Fracture Network Characterization: From Active Mine Sites to Subsurface Geological Models

Tuesday, October 3, 2017: 10:50 a.m.
Alena Grechishnikova , Department of Geophysics, Colorado School of Mines, Golden, CO
Michael Hanley , Field Applications Group - R&D, Terra Intel, LLC., Golden, CO

Accurate characterization of fracture networks is an important component in developing 3D geological models that predict the pathways for the interaction of surface waters and groundwater resources at mining sites. Natural resources managers dealing with source water protection, watershed management, and environmental compliance monitoring can benefit from the integration of new technologies to map discontinuities (fractures, joints, etc.) in geological reservoirs.

To better understand the character of natural fracture networks at an active quarry research site located in a structurally complex setting the authors collected a dataset comprised of fracture plane orientations, fracture intensity variations, geologic framework, and lithofacies. The application of unmanned aerial vehicles (UAVs), LIDAR (Light Detection and Ranging) and photogrammetry allowed for collection of a high fidelity, high confidence geotechnical dataset. The purpose of this research was to use an outcrop derived dataset to propagate fracture networks into the subsurface and analyze potential zones of high permeability contributing to water discharges. Multiple fracture sets were identified. Listric faults associated with negative flower structures show increased fracture intensity near the fault zones. Fracture sets remain consistent throughout the interbedded chalks, marls, and limestones. However, there is an apparent variability of fracture spacing associated with changes in lithology. In order to better analyze fracture patterns and fracture drivers a 3D geological model consisting of structural framework, lithofacies model, and discrete fracture network (DFN) was developed. The incorporation of high resolution data into subsurface reservoir models improved the mapping capability for fluid migration pathways. The resulting reservoir model contributed to a better understanding of surface water and groundwater interactions allowing for improved water resource management, source water protection, and mine planning.
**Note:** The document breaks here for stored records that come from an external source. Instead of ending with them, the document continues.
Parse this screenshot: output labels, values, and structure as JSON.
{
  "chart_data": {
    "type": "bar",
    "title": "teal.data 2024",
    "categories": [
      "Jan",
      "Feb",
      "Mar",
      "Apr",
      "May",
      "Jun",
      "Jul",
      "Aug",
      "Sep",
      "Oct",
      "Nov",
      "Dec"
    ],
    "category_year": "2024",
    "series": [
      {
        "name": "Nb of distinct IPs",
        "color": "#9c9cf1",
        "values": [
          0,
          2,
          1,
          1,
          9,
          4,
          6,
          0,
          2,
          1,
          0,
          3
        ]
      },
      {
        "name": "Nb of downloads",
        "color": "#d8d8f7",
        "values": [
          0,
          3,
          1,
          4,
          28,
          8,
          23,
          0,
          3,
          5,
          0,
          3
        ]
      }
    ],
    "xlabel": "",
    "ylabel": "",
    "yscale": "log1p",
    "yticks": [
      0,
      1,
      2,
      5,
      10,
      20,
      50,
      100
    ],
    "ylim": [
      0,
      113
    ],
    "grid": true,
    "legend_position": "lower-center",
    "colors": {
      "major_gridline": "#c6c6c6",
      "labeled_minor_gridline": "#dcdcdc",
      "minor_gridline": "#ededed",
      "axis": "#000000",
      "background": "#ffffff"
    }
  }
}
Alena Grechishnikova, Department of Geophysics, Colorado School of Mines, Golden, CO
Alena is currently a PhD candidate and a Research Assistant at Reservoir Characterization Project (RCP), Colorado School of Mines. Prior to joining School of Mines she obtained her Bachelor’s and Master’s Degrees in Geophysical Engineering from Gubkin State University of Oil and Gas, Moscow, Russia. Alena has over 8 years of professional work experience. Her goal is successful integration of multidiscipline research teams of geoscience experts focused on reservoir characterization. Alena’s research focus is natural fracture prediction and modeling, including understanding of fracture drivers (such as structural deformations and fracture prone facies) through the creation of geological models.


Michael Hanley, Field Applications Group - R&D, Terra Intel, LLC., Golden, CO
Mike is the CEO and a founding member of Terra Intel, LLC. He earned dual MS in Geophysics and Geology from Duke University. He has over 17 years of experience integrating remote sensing, UAVs, and exotic sensors for geoscience applications.